The collection of British Folk Art consists of artefacts collected by the art dealer, founder of the Crane-Kalman Gallery, Andras Kalman (1918-2007) and was bought by the Moores Foundation in 1993. The Marx-Lambert Collections, derive their name from Margaret Lambert (1906-1995) and Enid Marx (1902-1998). Unwittingly, most Londoners will be familiar with some of the work created by the designer Enid Marx. She was commissioned to design some of the fabrics that used to cover the seats on the London Underground trains. Lambert was a historian. Lambert and Marx were good friends, who shared an interest in British folk art, which they both collected.
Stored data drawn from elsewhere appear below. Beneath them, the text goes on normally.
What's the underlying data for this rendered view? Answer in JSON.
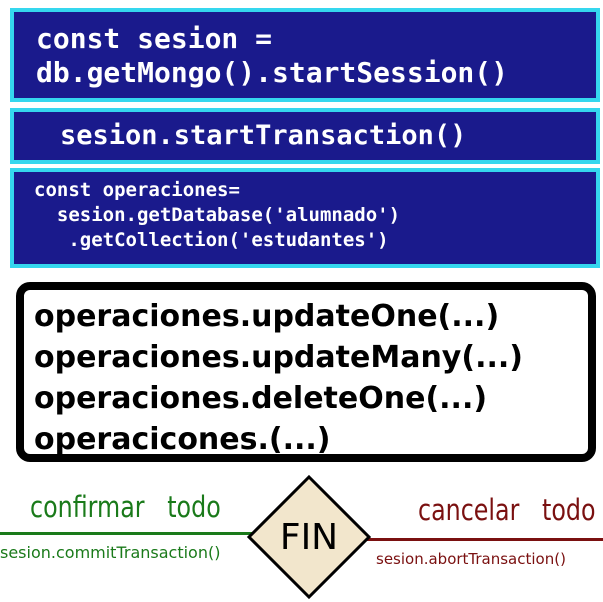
{
  "session_box": {
    "lines": [
      "const sesion =",
      "db.getMongo().startSession()"
    ]
  },
  "transaction_box": {
    "text": "sesion.startTransaction()"
  },
  "operations_setup_box": {
    "lines": [
      "const operaciones=",
      "  sesion.getDatabase('alumnado')",
      "   .getCollection('estudantes')"
    ]
  },
  "operations_list": {
    "items": [
      "operaciones.updateOne(...)",
      "operaciones.updateMany(...)",
      "operaciones.deleteOne(...)",
      "operacicones.(...)"
    ]
  },
  "end_node": {
    "label": "FIN",
    "fill_color": "#f2e6cc"
  },
  "confirm_branch": {
    "label": "confirmar   todo",
    "method": "sesion.commitTransaction()",
    "color": "#1a7a1a"
  },
  "cancel_branch": {
    "label": "cancelar   todo",
    "method": "sesion.abortTransaction()",
    "color": "#7a1010"
  }
}
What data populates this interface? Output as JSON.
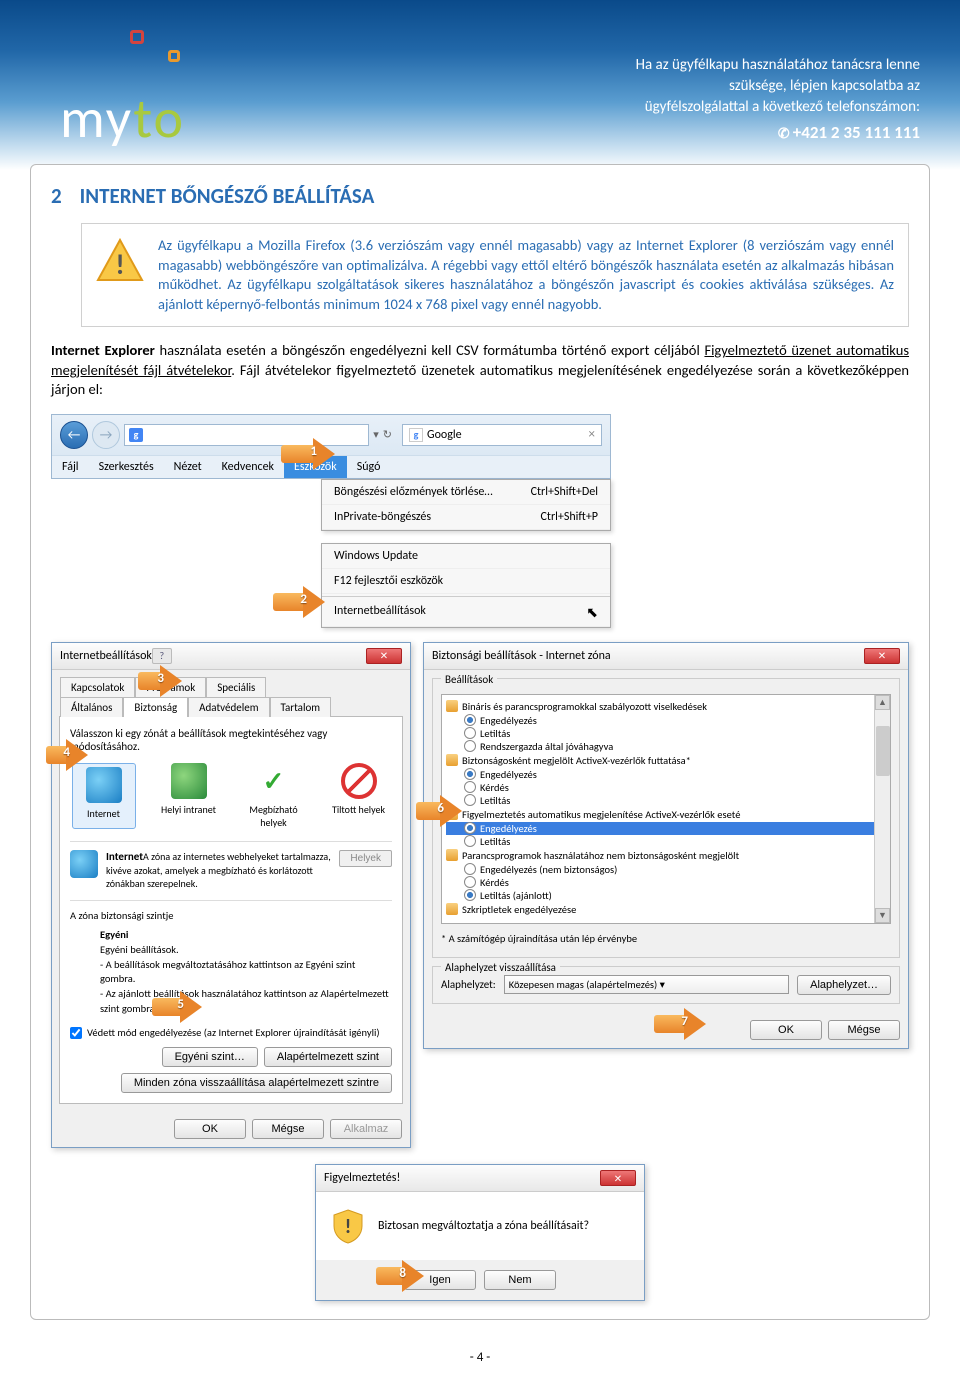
{
  "logo_text_1": "m",
  "logo_text_2": "y",
  "logo_text_3": "t",
  "logo_text_4": "o",
  "header": {
    "line1": "Ha az ügyfélkapu használatához tanácsra lenne",
    "line2": "szüksége, lépjen kapcsolatba az",
    "line3": "ügyfélszolgálattal a következő telefonszámon:",
    "phone": "+421 2 35 111 111"
  },
  "section": {
    "num": "2",
    "title": "INTERNET BŐNGÉSZŐ BEÁLLÍTÁSA"
  },
  "warning": "Az ügyfélkapu a Mozilla Firefox (3.6 verziószám vagy ennél magasabb) vagy az Internet Explorer (8 verziószám vagy ennél magasabb) webböngészőre van optimalizálva. A régebbi vagy ettől eltérő böngészők használata esetén az alkalmazás hibásan működhet. Az ügyfélkapu szolgáltatások sikeres használatához a böngészőn javascript és cookies aktiválása szükséges. Az ajánlott képernyő-felbontás minimum 1024 x 768 pixel vagy ennél nagyobb.",
  "body_p1a": "Internet Explorer",
  "body_p1b": " használata esetén a  böngészőn engedélyezni kell CSV formátumba történő export céljából ",
  "body_p1c": "Figyelmeztető üzenet automatikus megjelenítését fájl átvételekor",
  "body_p1d": ". Fájl átvételekor figyelmeztető üzenetek automatikus megjelenítésének engedélyezése során a következőképpen járjon  el:",
  "ie": {
    "search_engine": "Google",
    "menu": {
      "fajl": "Fájl",
      "szerk": "Szerkesztés",
      "nezet": "Nézet",
      "kedv": "Kedvencek",
      "eszk": "Eszközök",
      "sugo": "Súgó"
    },
    "dd": {
      "r1": "Böngészési előzmények törlése…",
      "r1k": "Ctrl+Shift+Del",
      "r2": "InPrivate-böngészés",
      "r2k": "Ctrl+Shift+P",
      "r3": "Windows Update",
      "r4": "F12 fejlesztői eszközök",
      "r5": "Internetbeállítások"
    }
  },
  "arrows": {
    "1": "1",
    "2": "2",
    "3": "3",
    "4": "4",
    "5": "5",
    "6": "6",
    "7": "7",
    "8": "8"
  },
  "opts": {
    "title": "Internetbeállítások",
    "tabs": {
      "kapcs": "Kapcsolatok",
      "prog": "Programok",
      "spec": "Speciális",
      "alt": "Általános",
      "bizt": "Biztonság",
      "adat": "Adatvédelem",
      "tart": "Tartalom"
    },
    "zone_prompt": "Válasszon ki egy zónát a beállítások megtekintéséhez vagy módosításához.",
    "zones": {
      "int": "Internet",
      "helyi": "Helyi intranet",
      "megb": "Megbízható helyek",
      "tilt": "Tiltott helyek"
    },
    "zone_title": "Internet",
    "zone_desc": "A zóna az internetes webhelyeket tartalmazza, kivéve azokat, amelyek a megbízható és korlátozott zónákban szerepelnek.",
    "helyek": "Helyek",
    "sec_level_label": "A zóna biztonsági szintje",
    "egyeni": "Egyéni",
    "egyeni_l1": "Egyéni beállítások.",
    "egyeni_l2": "- A beállítások megváltoztatásához kattintson az Egyéni szint gombra.",
    "egyeni_l3": "- Az ajánlott beállítások használatához kattintson az Alapértelmezett szint gombra.",
    "protected": "Védett mód engedélyezése (az Internet Explorer újraindítását igényli)",
    "btn_egyeni": "Egyéni szint…",
    "btn_alap": "Alapértelmezett szint",
    "btn_minden": "Minden zóna visszaállítása alapértelmezett szintre",
    "ok": "OK",
    "megse": "Mégse",
    "alkalmaz": "Alkalmaz"
  },
  "sec": {
    "title": "Biztonsági beállítások - Internet zóna",
    "group": "Beállítások",
    "items": {
      "h1": "Bináris és parancsprogramokkal szabályozott viselkedések",
      "r1a": "Engedélyezés",
      "r1b": "Letiltás",
      "r1c": "Rendszergazda által jóváhagyva",
      "h2": "Biztonságosként megjelölt ActiveX-vezérlők futtatása*",
      "r2a": "Engedélyezés",
      "r2b": "Kérdés",
      "r2c": "Letiltás",
      "h3": "Figyelmeztetés automatikus megjelenítése ActiveX-vezérlők eseté",
      "r3a": "Engedélyezés",
      "r3b": "Letiltás",
      "h4": "Parancsprogramok használatához nem biztonságosként megjelölt",
      "r4a": "Engedélyezés (nem biztonságos)",
      "r4b": "Kérdés",
      "r4c": "Letiltás (ajánlott)",
      "h5": "Szkriptletek engedélyezése"
    },
    "note": "* A számítógép újraindítása után lép érvénybe",
    "reset_group": "Alaphelyzet visszaállítása",
    "reset_label": "Alaphelyzet:",
    "reset_val": "Közepesen magas (alapértelmezés)",
    "reset_btn": "Alaphelyzet…",
    "ok": "OK",
    "megse": "Mégse"
  },
  "confirm": {
    "title": "Figyelmeztetés!",
    "msg": "Biztosan megváltoztatja a zóna beállításait?",
    "igen": "Igen",
    "nem": "Nem"
  },
  "pagenum": "- 4 -"
}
It is their collection that can be viewed at Compton Verney.
It was Peter Moore’s love of travelling and collecting artworks that resulted in the fine collection of paintings, sculptures and other artefacts within Compton Verney House and its attached modern gallery annex. His acquisitions fall into four main groups: Northern European (mainly German) paintings and sculpture from the renaissance and earlier periods; British portraits; art from mainly 18th century Naples; and Chinese art. Each group includes works of the highest artistic quality, making a visit to see them at Compton Verney very worthwhile.
Compton Verney also hosts temporary exhibitions. At present (September 2020) until very early January 2021, there is a fine selection of works by Luther’s friend and contemporary, Lucas Cranach the Elder. I have written a little about this elsewhere. In addition to viewing the indoor artworks, the gardens of Compton Verney are a joy to explore. My late mother would have liked seeing Compton Verney, maybe thinking to herself that her involvement with Football Pools had helped to create what the visitor can enjoy today.